If you only have the means for each state/condition (and don’t have any repetitions of this) I don’t know of a way to extract information about the variance you’d get on an individual level (like what you’d get if you were able to add a (1 | individual) term to the regression).

Aahh, I see, thanks.

I was thinking something like this:
cost/exp ~ (condition | state)

Do you know the differences with your proposal?

Is condition a factor (discrete) variable or a continuous variable? If it’s on the left hand side, it’ll show up like some sort of linear predictor. If it’s on the right hand side, it’s a grouping term in a hierarchical model.

If it’s continuous, it probably doesn’t make sense for it to be on the right side (infinite groups).

If it’s discrete and has more than 2 levels it might make sense to do the (1 | condition) formulation. You get get the partial pooling regularization effect that way.

Putting it on the left hand side corresponds to a non-pooled estimate of the effects of condition in each state. I think it’d show up in the design matrix like one-hot encoded something or another, if that helps at all. You can generate Stan code/data for brms models with make_stancode/make_standata and try to reverse-engineer differences if things get confusing.

How many observations do you have per state? It could be that the model has problems as you use a distribution with overdispersion (Gamma) but only have a single observation per state, which than clashes with the overdispersion parameter. Not sure if this is a helpful suggestion at all though.

With regard to your original question, if you want to model the ratio, adding offset(log(Exposure)) seems like the canonical solution for log-models.

Hello Paul,
I am currently working now with many observations per state, which are provided services (for example State FL, Maternity service), as bbbales mentioned.

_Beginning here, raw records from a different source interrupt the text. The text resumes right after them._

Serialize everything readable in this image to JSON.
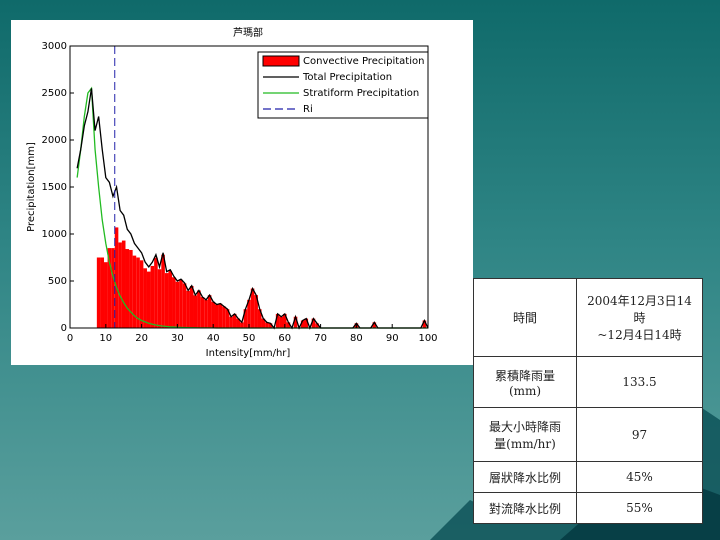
{
  "chart_data": {
    "type": "precip",
    "title": "芦瑪部",
    "xlabel": "Intensity[mm/hr]",
    "ylabel": "Precipitation[mm]",
    "xlim": [
      0,
      100
    ],
    "ylim": [
      0,
      3000
    ],
    "xticks": [
      0,
      10,
      20,
      30,
      40,
      50,
      60,
      70,
      80,
      90,
      100
    ],
    "yticks": [
      0,
      500,
      1000,
      1500,
      2000,
      2500,
      3000
    ],
    "x": [
      2,
      3,
      4,
      5,
      6,
      7,
      8,
      9,
      10,
      11,
      12,
      13,
      14,
      15,
      16,
      17,
      18,
      19,
      20,
      21,
      22,
      23,
      24,
      25,
      26,
      27,
      28,
      29,
      30,
      31,
      32,
      33,
      34,
      35,
      36,
      37,
      38,
      39,
      40,
      41,
      42,
      43,
      44,
      45,
      46,
      47,
      48,
      49,
      50,
      51,
      52,
      53,
      54,
      55,
      56,
      57,
      58,
      59,
      60,
      61,
      62,
      63,
      64,
      65,
      66,
      67,
      68,
      69,
      70,
      71,
      72,
      73,
      74,
      75,
      76,
      77,
      78,
      79,
      80,
      81,
      82,
      83,
      84,
      85,
      86,
      87,
      88,
      89,
      90,
      91,
      92,
      93,
      94,
      95,
      96,
      97,
      98,
      99,
      100
    ],
    "series": [
      {
        "name": "Convective Precipitation",
        "color": "#ff0000",
        "values": [
          0,
          0,
          0,
          0,
          0,
          0,
          750,
          750,
          700,
          850,
          850,
          1070,
          910,
          930,
          840,
          830,
          770,
          750,
          720,
          635,
          600,
          660,
          748,
          625,
          780,
          584,
          608,
          540,
          492,
          514,
          475,
          396,
          447,
          348,
          399,
          329,
          299,
          349,
          279,
          250,
          260,
          230,
          200,
          120,
          150,
          100,
          60,
          200,
          300,
          420,
          350,
          200,
          100,
          60,
          50,
          0,
          150,
          120,
          150,
          60,
          0,
          120,
          0,
          80,
          100,
          0,
          100,
          50,
          0,
          0,
          0,
          0,
          0,
          0,
          0,
          0,
          0,
          0,
          50,
          0,
          0,
          0,
          0,
          60,
          0,
          0,
          0,
          0,
          0,
          0,
          0,
          0,
          0,
          0,
          0,
          0,
          0,
          80,
          0
        ]
      },
      {
        "name": "Total Precipitation",
        "color": "#000000",
        "values": [
          1700,
          1900,
          2150,
          2300,
          2550,
          2100,
          2250,
          1900,
          1600,
          1550,
          1400,
          1500,
          1250,
          1200,
          1050,
          1000,
          900,
          850,
          800,
          700,
          650,
          700,
          780,
          650,
          800,
          600,
          620,
          550,
          500,
          520,
          480,
          400,
          450,
          350,
          400,
          330,
          300,
          350,
          280,
          250,
          260,
          230,
          200,
          120,
          150,
          100,
          60,
          200,
          300,
          420,
          350,
          200,
          100,
          60,
          50,
          0,
          150,
          120,
          150,
          60,
          0,
          120,
          0,
          80,
          100,
          0,
          100,
          50,
          0,
          0,
          0,
          0,
          0,
          0,
          0,
          0,
          0,
          0,
          50,
          0,
          0,
          0,
          0,
          60,
          0,
          0,
          0,
          0,
          0,
          0,
          0,
          0,
          0,
          0,
          0,
          0,
          0,
          80,
          0
        ]
      },
      {
        "name": "Stratiform Precipitation",
        "color": "#22bb22",
        "values": [
          1600,
          1900,
          2250,
          2500,
          2550,
          1900,
          1500,
          1150,
          900,
          700,
          550,
          430,
          340,
          270,
          210,
          170,
          130,
          100,
          80,
          65,
          50,
          40,
          32,
          25,
          20,
          16,
          12,
          10,
          8,
          6,
          5,
          4,
          3,
          2,
          1,
          1,
          1,
          1,
          1,
          0,
          0,
          0,
          0,
          0,
          0,
          0,
          0,
          0,
          0,
          0,
          0,
          0,
          0,
          0,
          0,
          0,
          0,
          0,
          0,
          0,
          0,
          0,
          0,
          0,
          0,
          0,
          0,
          0,
          0,
          0,
          0,
          0,
          0,
          0,
          0,
          0,
          0,
          0,
          0,
          0,
          0,
          0,
          0,
          0,
          0,
          0,
          0,
          0,
          0,
          0,
          0,
          0,
          0,
          0,
          0,
          0,
          0,
          0,
          0
        ]
      }
    ],
    "ri": {
      "name": "Ri",
      "color": "#2222aa",
      "x": 12.5
    }
  },
  "table": {
    "rows": [
      [
        "時間",
        "2004年12月3日14時\n~12月4日14時"
      ],
      [
        "累積降雨量\n(mm)",
        "133.5"
      ],
      [
        "最大小時降雨\n量(mm/hr)",
        "97"
      ],
      [
        "層狀降水比例",
        "45%"
      ],
      [
        "對流降水比例",
        "55%"
      ]
    ]
  }
}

The problem is that the list of services varies across the states, cause people who treated the data merged groups that presented low exposure into “Other services”. I am thinking the problem similarly to the study of test scores and schools in US, where students are provided services and school are the states: cost/exp ~ (1 | state) + (1 | condition:state).
The only problem is that the shrinkage effects are given by the number of provided services and not the number of exposure. It makes sense because they are related but it is not proper from the data but the merging criteria (less exposure, more merges).
I can’t do miracles with this dataset but maybe I could think a way to smooth the parameters with the exposure information, and not just with the number of provided services, i.e., states with 40.000 exposure (equivalent to 4000 patients more or less) will not be representative of the state outcome.
Moreover, using exposure as weights results in very narrow likelihood functions which causes some problems in sampling. In this type of data having 10.000.000 of exposure may not represent a robust number, so It is not very clear how the certainty scales with the number of observations (without having data at the lowest level of information).